|Linux Networking Cookbook|
|reviewer||Dean R. Pannell|
|summary||The perfect tool when you need to be a network sysadmin but aren't|
The Linux Networking Cookbook improves on that situation in a couple of ways. First is the author herself. Carla is an experienced System Administrator and a good technical writer. She was one of the early Linuxchix, and has spent years mentoring and otherwise helping new and experienced Linux folk through their assorted dilemmas. The result is a friendly and direct, information-packed and ego-free writing style. Unlike the typical how-to that provides a list of steps that have worked for the author, Carla's discussions fill in the blanks and tell you why she takes the steps that she does.
The Cookbook is organized into an introduction followed by 18 chapters that are complete stand-alone solutions to specific problems.
The obligatory introduction is short and is not required by any of the solutions in the book, but it's worth reading. Its' eleven pages read quickly, but contain, among other things, a good explanation of the difference between bandwidth and latency and a decent overview of the whys and whens of linux-based computers as routers versus mid-range and high-end commercial routers.
Each chapter begins with an introduction of the overall topic, Routing with Linux, for example, followed by a series of short recipes organized as problem-solution-discussion. This format is convenient for diving right into work and takes advantage Carla's mentoring talents.
One problem facing any writer of Linux books is the sheer number of Linux distributions, many of which have their own distinct ways of doing things.

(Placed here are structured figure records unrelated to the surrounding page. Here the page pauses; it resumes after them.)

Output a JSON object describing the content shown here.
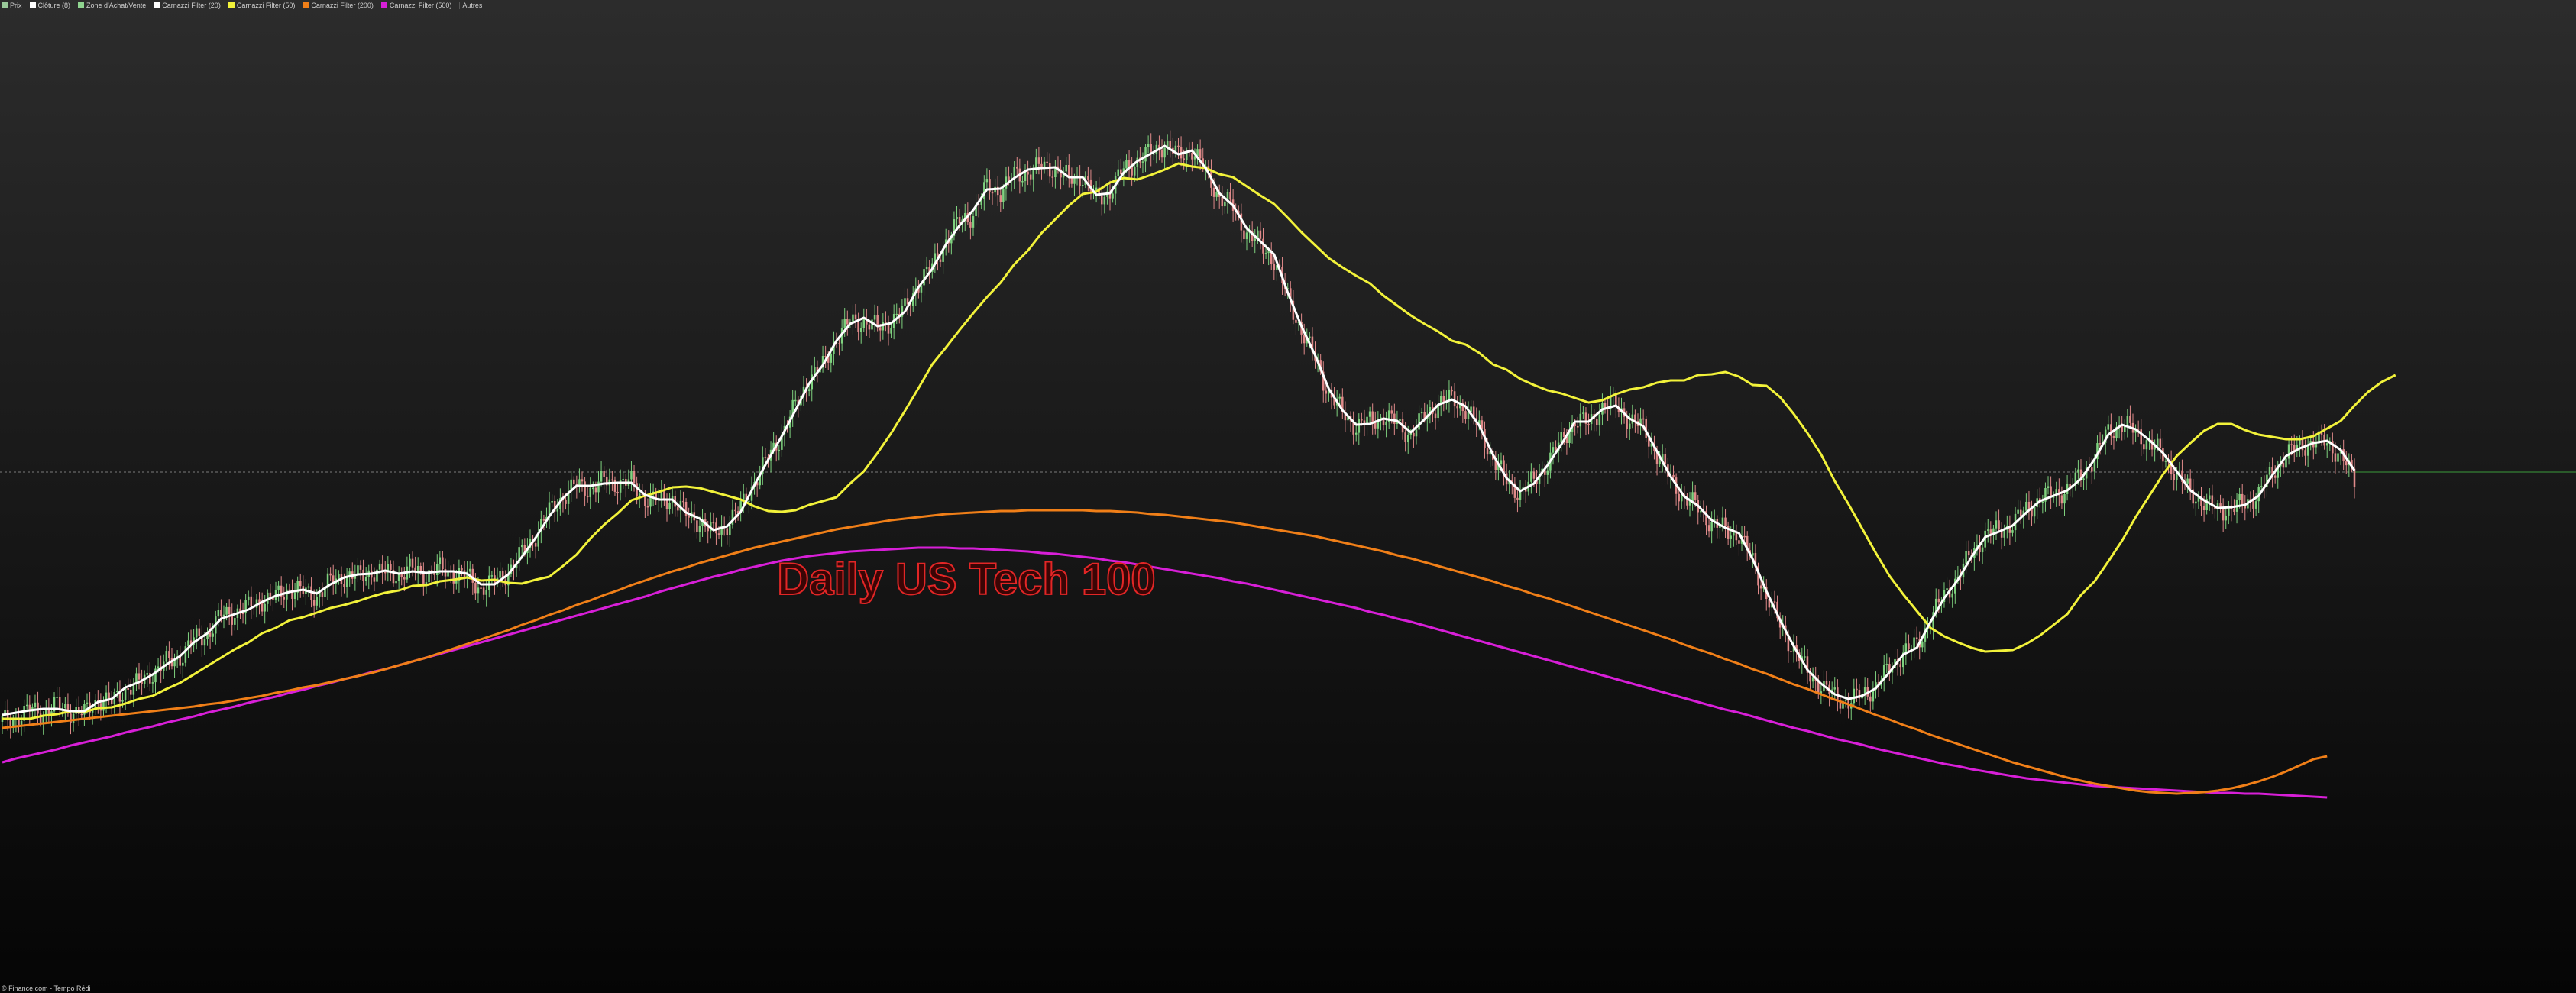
{
  "legend": {
    "items": [
      {
        "label": "Prix",
        "color": "#9ac99a"
      },
      {
        "label": "Clôture (8)",
        "color": "#ffffff"
      },
      {
        "label": "Zone d'Achat/Vente",
        "color": "#8fd48f"
      },
      {
        "label": "Carnazzi Filter (20)",
        "color": "#ffffff"
      },
      {
        "label": "Carnazzi Filter (50)",
        "color": "#f2f23a"
      },
      {
        "label": "Carnazzi Filter (200)",
        "color": "#f07f18"
      },
      {
        "label": "Carnazzi Filter (500)",
        "color": "#d81fd8"
      }
    ],
    "more_label": "Autres"
  },
  "watermark": "Daily US Tech 100",
  "footer": "© Finance.com - Tempo Rédi",
  "colors": {
    "up_candle": "#7fd27f",
    "down_candle": "#e08a8a",
    "filter_20": "#ffffff",
    "filter_50": "#f2f23a",
    "filter_200": "#f07f18",
    "filter_500": "#d81fd8",
    "reference_line": "#7a7a7a",
    "reference_line_right": "#3c9a3c",
    "watermark": "#e32626"
  },
  "chart_data": {
    "type": "candlestick",
    "title": "Daily US Tech 100",
    "axes": "none shown",
    "grid": false,
    "legend_placement": "top-left",
    "series": [
      {
        "name": "Carnazzi Filter (20)",
        "values": [
          364,
          367,
          370,
          372,
          372,
          369,
          369,
          381,
          385,
          400,
          407,
          417,
          430,
          441,
          459,
          471,
          490,
          496,
          502,
          512,
          520,
          525,
          528,
          523,
          535,
          544,
          548,
          549,
          553,
          549,
          552,
          550,
          552,
          552,
          549,
          535,
          535,
          548,
          571,
          596,
          624,
          648,
          664,
          664,
          667,
          668,
          668,
          652,
          646,
          646,
          629,
          621,
          606,
          611,
          630,
          665,
          698,
          729,
          763,
          798,
          822,
          854,
          876,
          884,
          873,
          877,
          892,
          924,
          948,
          980,
          1005,
          1025,
          1052,
          1053,
          1067,
          1078,
          1080,
          1081,
          1068,
          1068,
          1045,
          1047,
          1074,
          1089,
          1099,
          1109,
          1098,
          1103,
          1080,
          1047,
          1031,
          1001,
          984,
          967,
          917,
          873,
          835,
          791,
          763,
          744,
          745,
          752,
          749,
          734,
          751,
          770,
          777,
          768,
          743,
          705,
          674,
          657,
          667,
          691,
          718,
          748,
          748,
          764,
          769,
          752,
          742,
          709,
          676,
          650,
          638,
          619,
          609,
          602,
          568,
          526,
          488,
          454,
          423,
          405,
          391,
          385,
          389,
          399,
          420,
          443,
          452,
          486,
          517,
          541,
          571,
          597,
          604,
          612,
          629,
          644,
          651,
          658,
          673,
          699,
          731,
          744,
          738,
          724,
          707,
          683,
          658,
          645,
          635,
          636,
          639,
          651,
          678,
          703,
          713,
          720,
          723,
          711,
          684
        ]
      },
      {
        "name": "Carnazzi Filter (50)",
        "values": [
          359,
          359,
          359,
          363,
          365,
          369,
          368,
          373,
          374,
          379,
          385,
          389,
          398,
          406,
          417,
          428,
          439,
          450,
          459,
          471,
          478,
          488,
          492,
          498,
          504,
          508,
          513,
          519,
          524,
          527,
          533,
          534,
          539,
          541,
          544,
          540,
          541,
          537,
          536,
          541,
          545,
          559,
          574,
          595,
          613,
          628,
          645,
          651,
          656,
          662,
          663,
          661,
          656,
          651,
          646,
          637,
          631,
          630,
          632,
          639,
          644,
          649,
          667,
          683,
          707,
          733,
          762,
          792,
          823,
          845,
          868,
          890,
          911,
          930,
          954,
          972,
          995,
          1013,
          1031,
          1046,
          1049,
          1061,
          1067,
          1065,
          1071,
          1078,
          1086,
          1082,
          1080,
          1072,
          1068,
          1056,
          1044,
          1033,
          1015,
          996,
          979,
          962,
          950,
          939,
          929,
          913,
          900,
          887,
          876,
          866,
          854,
          849,
          838,
          823,
          816,
          804,
          796,
          789,
          785,
          779,
          773,
          776,
          784,
          790,
          793,
          799,
          802,
          802,
          809,
          810,
          813,
          807,
          796,
          795,
          780,
          758,
          733,
          705,
          670,
          640,
          608,
          576,
          546,
          522,
          500,
          478,
          467,
          459,
          452,
          447,
          448,
          449,
          457,
          468,
          482,
          496,
          521,
          539,
          565,
          592,
          623,
          651,
          679,
          703,
          720,
          736,
          745,
          745,
          737,
          731,
          728,
          725,
          725,
          729,
          739,
          749,
          769,
          787,
          800,
          809
        ]
      },
      {
        "name": "Carnazzi Filter (200)",
        "values": [
          347,
          349,
          351,
          353,
          355,
          357,
          359,
          361,
          363,
          365,
          367,
          369,
          371,
          373,
          375,
          378,
          380,
          383,
          386,
          389,
          393,
          396,
          400,
          403,
          407,
          411,
          415,
          419,
          424,
          429,
          434,
          439,
          445,
          451,
          457,
          463,
          469,
          475,
          482,
          488,
          495,
          501,
          508,
          514,
          521,
          527,
          534,
          540,
          546,
          552,
          557,
          563,
          568,
          573,
          578,
          583,
          587,
          591,
          595,
          599,
          603,
          607,
          610,
          613,
          616,
          619,
          621,
          623,
          625,
          627,
          628,
          629,
          630,
          631,
          631,
          632,
          632,
          632,
          632,
          632,
          631,
          631,
          630,
          629,
          627,
          626,
          624,
          622,
          620,
          618,
          616,
          613,
          610,
          607,
          604,
          601,
          598,
          594,
          590,
          586,
          582,
          578,
          573,
          569,
          564,
          559,
          554,
          549,
          544,
          539,
          533,
          528,
          522,
          517,
          511,
          505,
          499,
          493,
          487,
          481,
          475,
          469,
          463,
          456,
          450,
          444,
          437,
          431,
          424,
          418,
          411,
          404,
          398,
          391,
          384,
          378,
          371,
          364,
          358,
          351,
          345,
          338,
          332,
          326,
          320,
          314,
          308,
          302,
          297,
          292,
          287,
          282,
          278,
          274,
          271,
          268,
          265,
          263,
          262,
          261,
          262,
          263,
          265,
          268,
          272,
          277,
          283,
          290,
          298,
          306,
          310
        ]
      },
      {
        "name": "Carnazzi Filter (500)",
        "values": [
          302,
          307,
          311,
          315,
          319,
          324,
          328,
          332,
          336,
          341,
          345,
          349,
          354,
          358,
          362,
          367,
          371,
          375,
          380,
          384,
          388,
          393,
          397,
          402,
          406,
          411,
          415,
          420,
          424,
          429,
          434,
          439,
          444,
          449,
          454,
          459,
          464,
          469,
          474,
          479,
          484,
          489,
          494,
          499,
          504,
          509,
          514,
          519,
          525,
          530,
          535,
          540,
          545,
          549,
          554,
          558,
          562,
          566,
          569,
          572,
          574,
          576,
          578,
          579,
          580,
          581,
          582,
          583,
          583,
          583,
          582,
          582,
          581,
          580,
          579,
          578,
          576,
          575,
          573,
          571,
          569,
          566,
          564,
          561,
          558,
          555,
          552,
          549,
          546,
          543,
          539,
          536,
          532,
          528,
          524,
          520,
          516,
          512,
          508,
          504,
          499,
          495,
          490,
          486,
          481,
          476,
          471,
          466,
          461,
          456,
          451,
          446,
          441,
          436,
          431,
          426,
          421,
          416,
          411,
          406,
          401,
          396,
          391,
          386,
          381,
          376,
          371,
          367,
          362,
          357,
          352,
          347,
          343,
          338,
          333,
          329,
          325,
          320,
          316,
          312,
          308,
          304,
          300,
          297,
          293,
          290,
          287,
          284,
          281,
          279,
          277,
          275,
          273,
          271,
          270,
          269,
          268,
          267,
          266,
          265,
          264,
          263,
          262,
          262,
          261,
          261,
          260,
          259,
          258,
          257,
          256
        ]
      },
      {
        "name": "Prix (close, approx)",
        "values": [
          355,
          360,
          370,
          368,
          376,
          370,
          365,
          385,
          380,
          398,
          405,
          420,
          432,
          440,
          462,
          470,
          494,
          498,
          505,
          515,
          518,
          530,
          525,
          520,
          538,
          546,
          545,
          552,
          550,
          548,
          555,
          548,
          555,
          550,
          545,
          530,
          538,
          552,
          575,
          600,
          630,
          650,
          665,
          660,
          670,
          668,
          668,
          648,
          645,
          648,
          625,
          618,
          602,
          614,
          635,
          670,
          700,
          732,
          768,
          805,
          820,
          858,
          878,
          880,
          870,
          880,
          895,
          930,
          950,
          985,
          1010,
          1020,
          1055,
          1050,
          1070,
          1075,
          1082,
          1080,
          1065,
          1070,
          1040,
          1050,
          1078,
          1090,
          1100,
          1112,
          1095,
          1105,
          1075,
          1042,
          1028,
          995,
          980,
          960,
          910,
          868,
          830,
          785,
          760,
          742,
          748,
          755,
          745,
          730,
          755,
          772,
          778,
          765,
          740,
          700,
          670,
          655,
          670,
          695,
          722,
          750,
          745,
          768,
          770,
          750,
          740,
          705,
          672,
          648,
          635,
          615,
          606,
          600,
          565,
          520,
          482,
          450,
          420,
          402,
          388,
          382,
          390,
          402,
          425,
          446,
          455,
          490,
          520,
          545,
          575,
          600,
          605,
          615,
          632,
          648,
          652,
          660,
          676,
          702,
          735,
          745,
          735,
          720,
          703,
          680,
          655,
          642,
          632,
          635,
          640,
          655,
          680,
          705,
          715,
          722,
          720,
          705,
          670
        ]
      }
    ]
  }
}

The Linux Networking Cookbook provides solutions for both Debian and Fedora Linux. It's an excellent choice when you consider that most Linuxes derive from one of those two bases, including all of the *buntus, Knoppix, Mandriva, PCLinuxOS, CentOS, and many more. The recipes employ generic tools, which makes them easier to transport across distributions, even the SuSEs, which are based on neither Debian nor Red Hat.

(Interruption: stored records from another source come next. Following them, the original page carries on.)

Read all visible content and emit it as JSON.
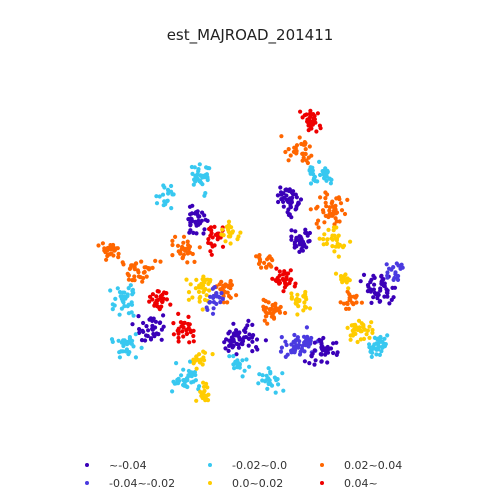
{
  "title": "est_MAJROAD_201411",
  "legend": [
    {
      "label": "~-0.04",
      "color": "#3a00b8"
    },
    {
      "label": "-0.04~-0.02",
      "color": "#4a3ae0"
    },
    {
      "label": "-0.02~0.0",
      "color": "#38c8f0"
    },
    {
      "label": "0.0~0.02",
      "color": "#ffcc00"
    },
    {
      "label": "0.02~0.04",
      "color": "#ff6600"
    },
    {
      "label": "0.04~",
      "color": "#ee0000"
    }
  ]
}
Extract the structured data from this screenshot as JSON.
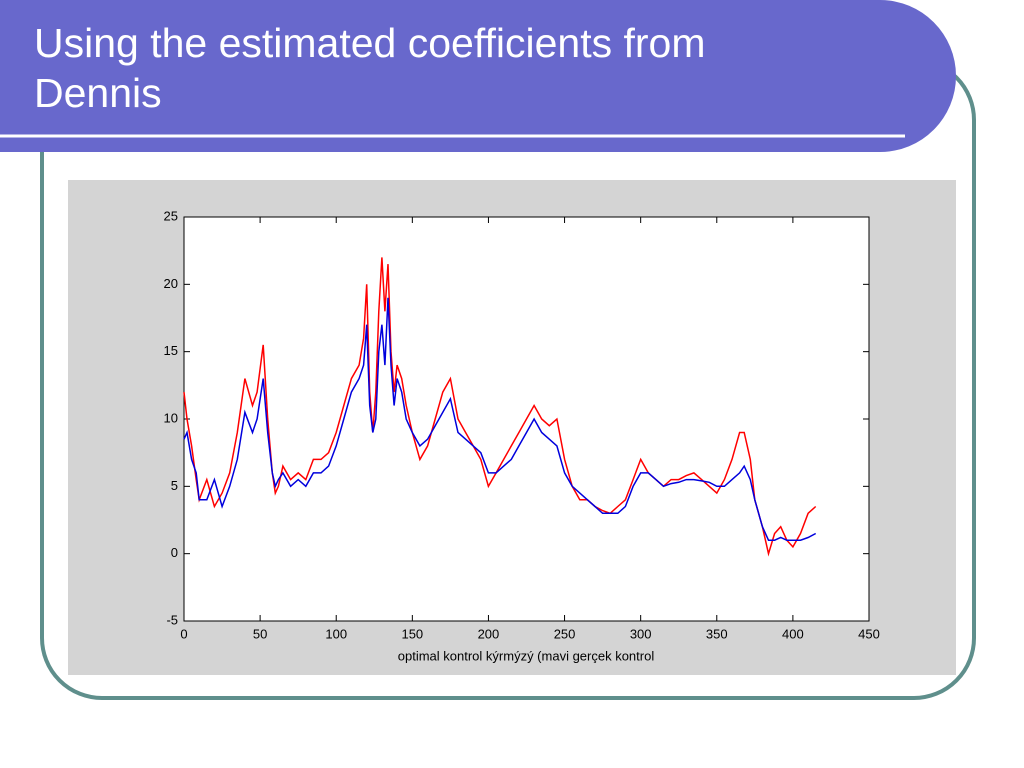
{
  "chart_data": {
    "type": "line",
    "title": "Using the estimated coefficients from Dennis",
    "xlabel": "optimal kontrol kýrmýzý (mavi gerçek kontrol",
    "xlim": [
      0,
      450
    ],
    "ylim": [
      -5,
      25
    ],
    "xticks": [
      0,
      50,
      100,
      150,
      200,
      250,
      300,
      350,
      400,
      450
    ],
    "yticks": [
      -5,
      0,
      5,
      10,
      15,
      20,
      25
    ],
    "grid": false,
    "x": [
      0,
      2,
      5,
      8,
      10,
      15,
      20,
      25,
      30,
      35,
      40,
      45,
      48,
      52,
      55,
      58,
      60,
      62,
      65,
      70,
      75,
      80,
      85,
      90,
      95,
      100,
      105,
      110,
      115,
      118,
      120,
      122,
      124,
      126,
      128,
      130,
      132,
      134,
      136,
      138,
      140,
      143,
      146,
      150,
      155,
      160,
      165,
      170,
      175,
      180,
      185,
      190,
      195,
      200,
      205,
      210,
      215,
      220,
      225,
      230,
      235,
      240,
      245,
      250,
      255,
      260,
      265,
      270,
      275,
      280,
      285,
      290,
      295,
      300,
      305,
      310,
      315,
      320,
      325,
      330,
      335,
      340,
      345,
      350,
      355,
      360,
      365,
      368,
      372,
      375,
      380,
      384,
      388,
      392,
      396,
      400,
      405,
      410,
      415
    ],
    "series": [
      {
        "color": "#ff0000",
        "values": [
          12,
          10,
          8,
          5.5,
          4,
          5.5,
          3.5,
          4.5,
          6,
          9,
          13,
          11,
          12,
          15.5,
          10,
          6,
          4.5,
          5,
          6.5,
          5.5,
          6,
          5.5,
          7,
          7,
          7.5,
          9,
          11,
          13,
          14,
          16,
          20,
          12,
          9,
          12,
          18,
          22,
          18,
          21.5,
          15,
          12,
          14,
          13,
          11,
          9,
          7,
          8,
          10,
          12,
          13,
          10,
          9,
          8,
          7,
          5,
          6,
          7,
          8,
          9,
          10,
          11,
          10,
          9.5,
          10,
          7,
          5,
          4,
          4,
          3.5,
          3.2,
          3,
          3.5,
          4,
          5.5,
          7,
          6,
          5.5,
          5,
          5.5,
          5.5,
          5.8,
          6,
          5.5,
          5,
          4.5,
          5.5,
          7,
          9,
          9,
          7,
          4,
          2,
          0,
          1.5,
          2,
          1,
          0.5,
          1.5,
          3,
          3.5
        ]
      },
      {
        "color": "#0000dd",
        "values": [
          8.5,
          9,
          7,
          6,
          4,
          4,
          5.5,
          3.5,
          5,
          7,
          10.5,
          9,
          10,
          13,
          9,
          6,
          5,
          5.5,
          6,
          5,
          5.5,
          5,
          6,
          6,
          6.5,
          8,
          10,
          12,
          13,
          14,
          17,
          11,
          9,
          10,
          15,
          17,
          14,
          19,
          14,
          11,
          13,
          12,
          10,
          9,
          8,
          8.5,
          9.5,
          10.5,
          11.5,
          9,
          8.5,
          8,
          7.5,
          6,
          6,
          6.5,
          7,
          8,
          9,
          10,
          9,
          8.5,
          8,
          6,
          5,
          4.5,
          4,
          3.5,
          3,
          3,
          3,
          3.5,
          5,
          6,
          6,
          5.5,
          5,
          5.2,
          5.3,
          5.5,
          5.5,
          5.4,
          5.3,
          5,
          5,
          5.5,
          6,
          6.5,
          5.5,
          4,
          2,
          1,
          1,
          1.2,
          1,
          1,
          1,
          1.2,
          1.5
        ]
      }
    ]
  }
}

For example, before obtaining The Cookbook, I needed to create a self-signed SSL certificate for a PostgreSQL server on an Ubuntu server. I'd done it a few times, but not enough to remember, so I went off to the net. The Ubuntu-themed How-To I found relied on a script called apache2-ssl-certificate. An apache script didn't bother me because I could move the pieces when I was done, or just break open the script and make it do what I wanted done. Ubuntu Feisty, however, had managed to leave the script out of the distribution, so I had to go back to the net to find an alternative approach.
Had I used The Cookboock, my task would have been simpler, though not quite as easy as it should be. Inexplicably for a book that includes network security and SSL-based VPNs, there is no entry for SSL Certificate in the index. A browse through the table of contents turns up a couple of recipes for Creating SSL-Keys for a Syslog-ng Server: one for Debian and one for Fedora. Fortunately, the Table of Contents is short and can be browsed completely in seconds, because those recipes are in the Troubleshooting Networks chapter, which is not intuitively obvious. They appear in that chapter because it contains the recipes for network monitoring, which includes installation of Syslog-ng.
The recipe itself is suitably generic, using the CA.sh script, which is part of openssl, and openssl itself to generate keys and certificates. A quick check of my Ubuntu servers, my Fedora VPS server, and my OpenSuSE workstation found CA.sh on all of them.
My OpenSuSE machine did throw one small curve:
CA.sh on my openSUSE box was located in /usr/lib/ssl/misc, as on the other boxes. However, the book tells us that CA.sh, and a moderately competent Linux user is likely to know that rpm -ql openssl will list all of the files in the openssl package or that rpm-ql openssl | grep CA.sh will spit out the location of the script.
Given the variety of Linux distributions, it is hard to imagine a better approach to take.
The Glossary of Networking Terms in Appendix B deserves special mention. Each term is explained in plain but precise language that goes beyond the cursory definitions so common in glossaries. For example, the explanation for WEP notes that it is very weak protection and urges the reader to use WPA/WPA2 instead.
Sometimes, the extra information can soften a definition's focus, but, overall, the glossary is an outstanding tool for anyone who doesn't spend his or her time knee-deep in subnet definitions, routers, and tcp dumps. The same is true of the book.
As is usual for O'Reilly, updates, errata, and scripts from the book are available on the web.